30. Et il résulte des dispositions combinées de l'article 79, paragraphes 1 et 3 du règlement 6/2002, et de l'article 8, point 1), du règlement 1215/2012 dit « Bruxelles I bis », qu'une personne domiciliée sur le territoire d'un État membre peut aussi être attraite, s'il y a plusieurs défendeurs, devant la juridiction du domicile de l'un d'eux, à condition que les demandes soient liées entre elles par un rapport si étroit qu'il y a intérêt à les instruire et à les juger en même temps afin d'éviter des solutions qui pourraient être inconciliables si les causes étaient jugées séparément. Ce qui est le cas des demandes dirigées contre les deux sociétés Communisis, dont l'une a son siège en France.
31. Le tribunal des dessins ou modèles communautaires de France, à savoir le tribunal judiciaire de Paris, est donc compétent.
d.

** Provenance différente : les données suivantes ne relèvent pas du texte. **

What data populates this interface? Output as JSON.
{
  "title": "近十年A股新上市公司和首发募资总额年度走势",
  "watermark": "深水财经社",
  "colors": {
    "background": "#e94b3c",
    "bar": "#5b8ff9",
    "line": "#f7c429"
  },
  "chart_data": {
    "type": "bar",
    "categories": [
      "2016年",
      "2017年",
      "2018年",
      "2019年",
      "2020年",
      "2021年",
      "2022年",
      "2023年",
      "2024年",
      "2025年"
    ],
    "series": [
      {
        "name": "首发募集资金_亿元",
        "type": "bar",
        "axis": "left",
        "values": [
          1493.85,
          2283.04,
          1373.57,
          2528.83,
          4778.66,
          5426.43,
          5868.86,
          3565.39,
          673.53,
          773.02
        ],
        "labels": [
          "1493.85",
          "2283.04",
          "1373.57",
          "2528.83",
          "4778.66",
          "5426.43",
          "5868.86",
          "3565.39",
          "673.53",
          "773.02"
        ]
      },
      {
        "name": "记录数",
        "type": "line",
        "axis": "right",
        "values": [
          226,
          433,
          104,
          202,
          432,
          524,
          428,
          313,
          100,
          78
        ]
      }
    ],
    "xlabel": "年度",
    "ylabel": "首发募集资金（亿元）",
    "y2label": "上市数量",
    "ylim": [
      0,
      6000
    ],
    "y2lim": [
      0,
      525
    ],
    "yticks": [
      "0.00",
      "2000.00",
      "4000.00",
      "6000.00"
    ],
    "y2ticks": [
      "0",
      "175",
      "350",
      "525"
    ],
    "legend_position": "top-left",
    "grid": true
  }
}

Conclusion
32. Ainsi, aucune clause attributive de compétence n'est démontrée ; même à supposer que fût le cas, elle serait contradictoire avec la clause incluse dans les conditions générales de vente, qui font partie ici du champ contractuel au même titre que les conditions générales d'achat, de sorte qu'en application de l'article 1119, alinéa 2 du code civil français, applicable par ce tribunal dès lors qu'un de ces contrats est de droit français, elle devrait être écartée ; en toute hypothèse, la présente action, qui est une action en contrefaçon, ne pouvait pas être formée devant des juridictions non européennes, et la convention régissant les clauses d'élection de for désignant un État étranger tel que le Royaume-Uni n'est pas applicable à la présente action. Et en vertu des règles de compétence exclusive des tribunaux des dessins ou modèles communautaire pour les actions telles que celle-ci, le tribunal judiciaire de Paris est compétent.

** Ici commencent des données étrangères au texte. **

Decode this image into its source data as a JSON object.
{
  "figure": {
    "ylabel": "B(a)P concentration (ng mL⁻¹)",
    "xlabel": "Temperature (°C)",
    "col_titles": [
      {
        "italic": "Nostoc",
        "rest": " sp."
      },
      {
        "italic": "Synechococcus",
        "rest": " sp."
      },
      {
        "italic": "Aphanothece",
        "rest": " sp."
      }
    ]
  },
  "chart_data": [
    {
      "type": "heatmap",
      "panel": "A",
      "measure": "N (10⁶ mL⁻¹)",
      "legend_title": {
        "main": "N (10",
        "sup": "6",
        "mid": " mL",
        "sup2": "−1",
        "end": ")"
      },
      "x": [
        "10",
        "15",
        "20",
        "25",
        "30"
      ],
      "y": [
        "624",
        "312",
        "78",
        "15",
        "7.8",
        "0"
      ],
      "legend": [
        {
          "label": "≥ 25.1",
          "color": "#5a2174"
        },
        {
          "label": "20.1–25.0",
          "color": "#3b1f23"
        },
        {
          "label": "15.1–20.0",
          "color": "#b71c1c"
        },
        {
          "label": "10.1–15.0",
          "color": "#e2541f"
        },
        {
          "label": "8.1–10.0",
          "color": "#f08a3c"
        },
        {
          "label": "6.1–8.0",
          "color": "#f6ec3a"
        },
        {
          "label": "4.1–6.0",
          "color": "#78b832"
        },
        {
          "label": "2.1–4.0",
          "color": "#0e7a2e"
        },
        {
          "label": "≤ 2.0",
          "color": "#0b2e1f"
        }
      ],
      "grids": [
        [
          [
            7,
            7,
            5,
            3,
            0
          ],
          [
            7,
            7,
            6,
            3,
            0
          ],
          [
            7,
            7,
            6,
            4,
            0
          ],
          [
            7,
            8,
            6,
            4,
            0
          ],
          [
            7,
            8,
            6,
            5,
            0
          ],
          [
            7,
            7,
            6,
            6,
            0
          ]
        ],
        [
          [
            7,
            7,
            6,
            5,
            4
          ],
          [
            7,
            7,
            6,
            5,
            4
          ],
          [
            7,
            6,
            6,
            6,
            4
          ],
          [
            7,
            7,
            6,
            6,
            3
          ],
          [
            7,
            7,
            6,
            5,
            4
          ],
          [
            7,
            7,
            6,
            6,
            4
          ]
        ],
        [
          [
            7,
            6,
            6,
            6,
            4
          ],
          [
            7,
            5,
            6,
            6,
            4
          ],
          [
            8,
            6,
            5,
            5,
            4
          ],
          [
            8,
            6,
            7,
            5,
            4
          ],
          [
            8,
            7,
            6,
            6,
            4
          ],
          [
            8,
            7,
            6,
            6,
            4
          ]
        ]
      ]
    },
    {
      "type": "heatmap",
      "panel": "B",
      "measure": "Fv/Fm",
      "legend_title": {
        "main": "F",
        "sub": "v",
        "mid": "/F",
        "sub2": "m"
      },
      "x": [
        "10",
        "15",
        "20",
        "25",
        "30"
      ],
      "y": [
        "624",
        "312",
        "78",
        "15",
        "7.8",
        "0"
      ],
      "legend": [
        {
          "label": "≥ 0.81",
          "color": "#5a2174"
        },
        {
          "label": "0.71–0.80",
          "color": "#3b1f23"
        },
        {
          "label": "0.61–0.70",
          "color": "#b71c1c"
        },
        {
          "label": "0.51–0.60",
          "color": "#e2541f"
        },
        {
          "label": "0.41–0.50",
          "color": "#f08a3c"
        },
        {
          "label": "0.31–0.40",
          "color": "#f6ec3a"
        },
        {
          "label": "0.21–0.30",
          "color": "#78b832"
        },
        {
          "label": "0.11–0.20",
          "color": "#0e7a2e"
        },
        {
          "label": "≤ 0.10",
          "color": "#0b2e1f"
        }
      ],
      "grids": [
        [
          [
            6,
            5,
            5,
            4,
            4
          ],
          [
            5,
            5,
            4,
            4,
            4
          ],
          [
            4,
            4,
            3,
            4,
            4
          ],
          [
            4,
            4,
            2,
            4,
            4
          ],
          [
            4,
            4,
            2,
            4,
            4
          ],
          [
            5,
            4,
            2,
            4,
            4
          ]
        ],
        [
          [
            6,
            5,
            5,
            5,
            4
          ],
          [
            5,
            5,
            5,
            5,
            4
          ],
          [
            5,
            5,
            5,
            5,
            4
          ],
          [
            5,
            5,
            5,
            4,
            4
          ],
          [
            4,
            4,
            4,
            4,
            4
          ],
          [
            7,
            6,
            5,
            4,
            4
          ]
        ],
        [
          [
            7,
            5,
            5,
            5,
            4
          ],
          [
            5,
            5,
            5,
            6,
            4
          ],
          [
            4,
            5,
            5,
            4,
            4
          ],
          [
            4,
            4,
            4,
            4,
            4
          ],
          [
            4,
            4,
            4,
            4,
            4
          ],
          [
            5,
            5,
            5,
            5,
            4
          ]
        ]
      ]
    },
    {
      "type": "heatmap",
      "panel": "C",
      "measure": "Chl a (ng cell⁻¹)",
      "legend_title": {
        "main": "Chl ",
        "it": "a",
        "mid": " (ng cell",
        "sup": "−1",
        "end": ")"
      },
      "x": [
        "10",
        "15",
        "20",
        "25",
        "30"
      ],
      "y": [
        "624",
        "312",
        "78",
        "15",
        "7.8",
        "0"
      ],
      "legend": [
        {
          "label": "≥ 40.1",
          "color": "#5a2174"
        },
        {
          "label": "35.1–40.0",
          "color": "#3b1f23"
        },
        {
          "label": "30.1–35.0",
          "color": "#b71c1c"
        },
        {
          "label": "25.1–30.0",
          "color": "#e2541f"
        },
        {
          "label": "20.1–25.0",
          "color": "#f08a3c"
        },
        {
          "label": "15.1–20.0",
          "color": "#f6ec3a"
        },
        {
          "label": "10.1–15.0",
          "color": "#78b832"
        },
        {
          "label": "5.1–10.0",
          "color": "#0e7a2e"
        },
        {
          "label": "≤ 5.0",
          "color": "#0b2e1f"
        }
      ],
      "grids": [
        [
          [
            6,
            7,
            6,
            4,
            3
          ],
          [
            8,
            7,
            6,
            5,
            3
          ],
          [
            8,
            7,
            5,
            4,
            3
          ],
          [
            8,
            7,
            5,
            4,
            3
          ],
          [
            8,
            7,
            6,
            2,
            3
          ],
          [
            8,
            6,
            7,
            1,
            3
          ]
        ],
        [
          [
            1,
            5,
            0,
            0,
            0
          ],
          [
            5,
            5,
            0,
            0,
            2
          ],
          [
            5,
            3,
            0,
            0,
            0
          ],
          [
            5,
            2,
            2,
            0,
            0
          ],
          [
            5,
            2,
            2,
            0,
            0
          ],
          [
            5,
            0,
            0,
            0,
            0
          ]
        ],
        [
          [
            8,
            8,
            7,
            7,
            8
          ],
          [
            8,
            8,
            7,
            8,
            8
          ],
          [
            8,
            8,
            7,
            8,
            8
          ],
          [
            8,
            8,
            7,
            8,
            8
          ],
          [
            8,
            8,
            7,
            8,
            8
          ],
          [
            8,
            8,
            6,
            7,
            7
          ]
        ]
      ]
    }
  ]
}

33. Enfin, il en va de même de la demande en rupture abusive des relations contractuelles, pour laquelle d'une part les sociétés Communisis ne contestent pas expressément la compétence du présent tribunal, ni, d'autre part, n'allèguent que le contrat dans lequel la clause attributive de juridiction serait insérée prévoirait les modalités de la fin des relations contractuelles. Ladite clause, à la supposer établie, ne concerne donc pas davantage cette demande.

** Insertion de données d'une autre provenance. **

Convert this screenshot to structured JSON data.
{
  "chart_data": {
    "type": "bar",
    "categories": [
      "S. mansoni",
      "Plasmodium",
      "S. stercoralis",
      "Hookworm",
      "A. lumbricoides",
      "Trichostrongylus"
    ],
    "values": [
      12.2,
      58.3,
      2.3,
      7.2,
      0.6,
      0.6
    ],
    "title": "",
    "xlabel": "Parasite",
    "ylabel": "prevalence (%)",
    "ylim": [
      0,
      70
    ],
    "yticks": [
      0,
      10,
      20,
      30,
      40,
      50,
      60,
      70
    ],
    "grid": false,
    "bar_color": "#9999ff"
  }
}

34. Par conséquent, l'exception d'incompétence est écartée.
2) Sur la fin de non-recevoir tirée du défaut de qualité à agir, fondée sur le transfert du dessin ou modèle invoqué
35. L'article 19 du règlement 6/2002 ne donne qu'au titulaire du dessin ou modèle communautaire le droit exclusif de l'utiliser ou de l'interdire ; et l'article L. 521-2 du code de la propriété intellectuelle, également applicable aux dessins ou modèles communautaires, réserve l'action civile en contrefaçon au propriétaire du dessin ou modèle.
36. L'article L. 1119 du code civil, déjà cité, prévoit que les conditions générales invoquées par une partie n'ont effet à l'égard de l'autre que si elles ont été portées à la connaissance de celle-ci et si elle les a acceptées ; et qu'en cas de discordance entre des conditions générales invoquées par l'une et l'autre des parties, les clauses incompatibles sont sans effet.
37. La société Communisis se prévaut d'une clause 12 de ses conditions générales d'achat qui prévoirait une cession automatique de « tous les droits de propriété intellectuelle découlant du contrat ».
38. Au cas présent, il résulte de l'absence de toute preuve du contenu des conditions générales d'achat invoquées, que l'existence d'une clause de cession de droit, au même titre que la clause d'élection de for, n'est pas démontrée.
39. En toute hypothèse, même si la société Caméléon n'a pas pris la peine de démontrer avoir opposé ses conditions générales de vente autrement que dans ses factures, il est toutefois observé que ces conditions ont été répétées systématiquement dans chaque facture successive, commande après commande, ce qui implique que la société Caméléon a maintenu l'intention de les opposer nonobstant les conditions générales d'achat mentionnées dans le « formulaire de création de vendeur », dépourvu de portée générale, et les bons de commandes. Or ces conditions générales de vente contiennent une clause 12 stipulant que les droits de propriété intellectuelle restent la titularité de la société Caméléon. Dès lors, à supposer même que la clause de cession invoquée par les sociétés Communisis soit démontrée, les relations contractuelles des parties se sont déroulées avec la répétition par chacune de documents contractuels dont les stipulations étaient radicalement contradictoires, de sorte que la clause de cession invoquée par les sociétés Communisis doit être écartée et que plus généralement la preuve du consentement de la société Caméléon à la cession de son dessin ou modèle n'est pas rapportée.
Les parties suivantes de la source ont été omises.